Pertama, Wantim MUI merasa prihatin akan musibah dan bencana alam selama fase 2018 ini, antara lain, Gempa Lombok, Tsunami Palu dan Donggala, dan Tsunami Banten dan Lampung.

“Wantim MUI menyampaikan duka cita mendalam dan doa untuk para korban dan keluarganya semoga kuat dan mampu menghadapi ujian ini seraya bertawakal kepada Allah SWT. Kepada umat Islam yang lain diharapkan dapat menggalang dana bantuan untuk meringankan beban korban bencana,“ kata Prof Din.

Lebih lanjut, katanya, Wantim MUI mengajak khususnya umat muslim untuk meningkatkan hubungan dengan Penguasa alam semesta lewat doa dan istigfar agar negeri tercinta ini dibebaskan dari malapetaka dan marabahaya.

Kedua, lanjutnya, Wantim MUI merasa prihatin terhadap perkembangan yang terjadi di Provinsi Xinjiang, Republik Rakyat Tiongkok (RRT), khususnya muslim Uyghur.

“Dari berbagai informasi yang dapat dipercaya telah terjadi pelanggaran HAM berat di sana,” terangnya.

Namun demikian, pihaknya juga menerima dan menghormati informasi yang disampaikan pemerintah Tiongkok yang disampaikan melalui duta besar RRT untuk Indonesia, Xian Qian, yang disampaikan lewat Kementerian Luar Negeri RI bahwa tidak terjadi hal yang demikian.

Kami berharap pemerintah RRT dapat memperlakukan etnis Uyghur sebagai warga negara yang baik dan menerima atau mengundang delegasi ormas Islam untuk melakukan klarifikasi langsung di RRT atau Xinjiang,” ucapnya.

Istilah re-education camp menurut hasil rapat Wantim, menimbulkan banyak persepsi pembinaan yang keras dan represif.
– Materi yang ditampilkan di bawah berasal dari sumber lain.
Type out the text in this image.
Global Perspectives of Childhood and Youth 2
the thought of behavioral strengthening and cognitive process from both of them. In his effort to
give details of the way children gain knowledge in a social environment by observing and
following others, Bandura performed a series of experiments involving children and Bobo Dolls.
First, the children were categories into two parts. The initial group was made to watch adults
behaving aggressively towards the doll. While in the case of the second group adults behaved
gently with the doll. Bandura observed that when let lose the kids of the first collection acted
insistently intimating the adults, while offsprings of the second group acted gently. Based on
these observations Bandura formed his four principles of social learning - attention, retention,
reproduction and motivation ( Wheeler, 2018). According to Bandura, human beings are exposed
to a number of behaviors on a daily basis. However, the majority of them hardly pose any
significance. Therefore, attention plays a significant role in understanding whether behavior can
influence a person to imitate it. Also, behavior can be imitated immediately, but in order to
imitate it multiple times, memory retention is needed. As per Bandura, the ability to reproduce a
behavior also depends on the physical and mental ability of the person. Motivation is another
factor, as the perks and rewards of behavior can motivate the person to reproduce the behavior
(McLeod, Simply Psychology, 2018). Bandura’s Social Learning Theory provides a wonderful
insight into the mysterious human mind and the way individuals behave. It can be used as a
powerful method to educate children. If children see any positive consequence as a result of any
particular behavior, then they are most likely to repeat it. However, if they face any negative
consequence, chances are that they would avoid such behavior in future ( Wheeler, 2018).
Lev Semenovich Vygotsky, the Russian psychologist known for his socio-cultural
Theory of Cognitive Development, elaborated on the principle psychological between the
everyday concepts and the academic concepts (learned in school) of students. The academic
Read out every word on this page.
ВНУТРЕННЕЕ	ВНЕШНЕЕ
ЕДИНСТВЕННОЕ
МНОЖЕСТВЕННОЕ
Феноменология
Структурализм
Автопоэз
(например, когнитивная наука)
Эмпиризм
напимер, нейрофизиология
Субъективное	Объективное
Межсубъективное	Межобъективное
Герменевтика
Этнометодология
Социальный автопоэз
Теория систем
Wantim MUI, lanjutnya, memiliki kemungkinan untuk bersurat ke pemerintah Indonesia atau langsung ke OKI atau Rabithah Alam Al-Islami untuk memberikan pernyataan terkait fenomena yang terjadi.

Sedangkan poin ketiga, kata Prof Din, Wantim MUI merasa prihatin dengan munculnya gejala-gejala pertentangan dan perpecahan, terutama dalam agenda demokrasi Pilpres atau Pileg yang menampilkan dua kubu pendukung yang secara berlebihan saling menjelekkan dan menghina.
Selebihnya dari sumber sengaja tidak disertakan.